The wing will head to Sacramento, Calif., for a weeklong training exercise hosted by the U.S. Forest Service – the federal agency overseeing its mission.
It’s C-130s can drop 3,000 gallons – or 27,000 pounds – of fire retardant in under eight seconds. The retardant is used to box in a fire, containing it so that ground crews can put out the flames.
The C-130s are deployed by the Forest Service, which can mean they are not always available to fight local fires, although the 302nd was used during the Waldo Canyon and Black Forest fires.
Once a blaze becomes dangerous enough, the incident commander will request capabilities provided by the 302nd and other similar units.

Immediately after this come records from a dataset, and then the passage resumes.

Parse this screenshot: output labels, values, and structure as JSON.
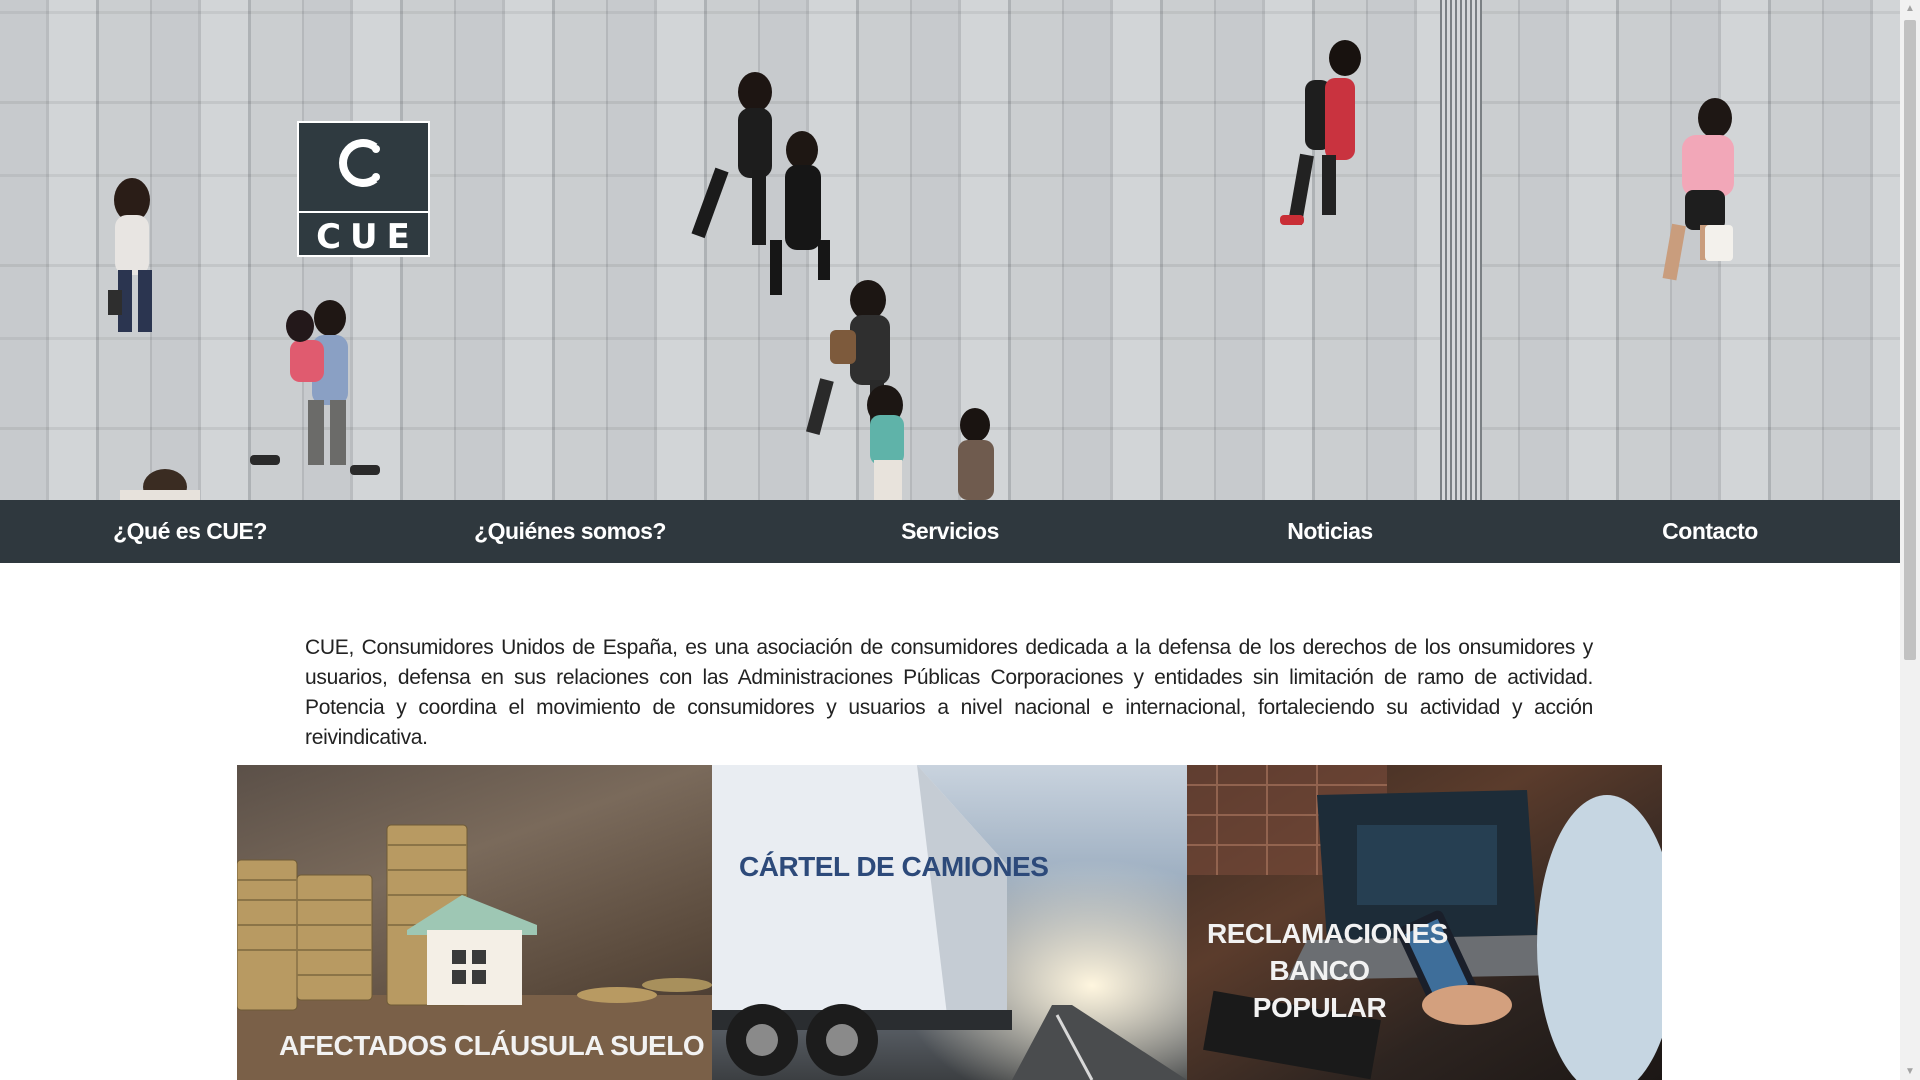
{
  "logo": {
    "text": "CUE"
  },
  "nav": {
    "items": [
      {
        "label": "¿Qué es CUE?"
      },
      {
        "label": "¿Quiénes somos?"
      },
      {
        "label": "Servicios"
      },
      {
        "label": "Noticias"
      },
      {
        "label": "Contacto"
      }
    ]
  },
  "intro": {
    "text": "CUE, Consumidores Unidos de España, es una asociación de consumidores dedicada a la defensa de los derechos de los onsumidores y usuarios, defensa en sus relaciones con las Administraciones Públicas Corporaciones y entidades sin limitación de ramo de actividad. Potencia y coordina el movimiento de consumidores y usuarios a nivel nacional e internacional, fortaleciendo su actividad y acción reivindicativa."
  },
  "cards": [
    {
      "title": "AFECTADOS CLÁUSULA SUELO",
      "image": "coins-and-house"
    },
    {
      "title": "CÁRTEL DE CAMIONES",
      "image": "truck-on-road"
    },
    {
      "title": "RECLAMACIONES BANCO POPULAR",
      "image": "person-with-phone-and-laptop"
    }
  ],
  "colors": {
    "nav_bg": "#2f383e",
    "logo_bg": "#2f3a40",
    "card2_title": "#2d4a7a",
    "text": "#222222"
  }
}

“We are supposed to give 48 hours,” said Dave Condit, Forest Service deputy forest and grasslands supervisor for the region. “But sometimes they have gotten out and to the fire quicker.”
During that 48-hour window, Reserve airmen must leave behind civilian lives and scramble to prepare the planes and thousands of pounds of retardant necessary to battle any blaze.
Once airmen have loaded the large holding tanks and prepped the aircraft, the four-engined, 100-foot-long planes fly over the flames at 200 feet and at just above stall speed – about 120 mph.
Retardant released from the plane forms a fire line that’s 20 yards wide and up to a quarter-mile long.
Airmen say it is one of the military’s most challenging and rewarding jobs.
It’s also a job that has kept airmen coming back to the 302nd. Most of the pilots and crew members involved in battling fires for the wing have been doing it for a decade or more.
“It is especially satisfying,” said Maj. Kate Schifani, the maintenance officer in charge of keeping the planes operational. “We get to help our fellow citizens, and it is another way for folks to serve their country.”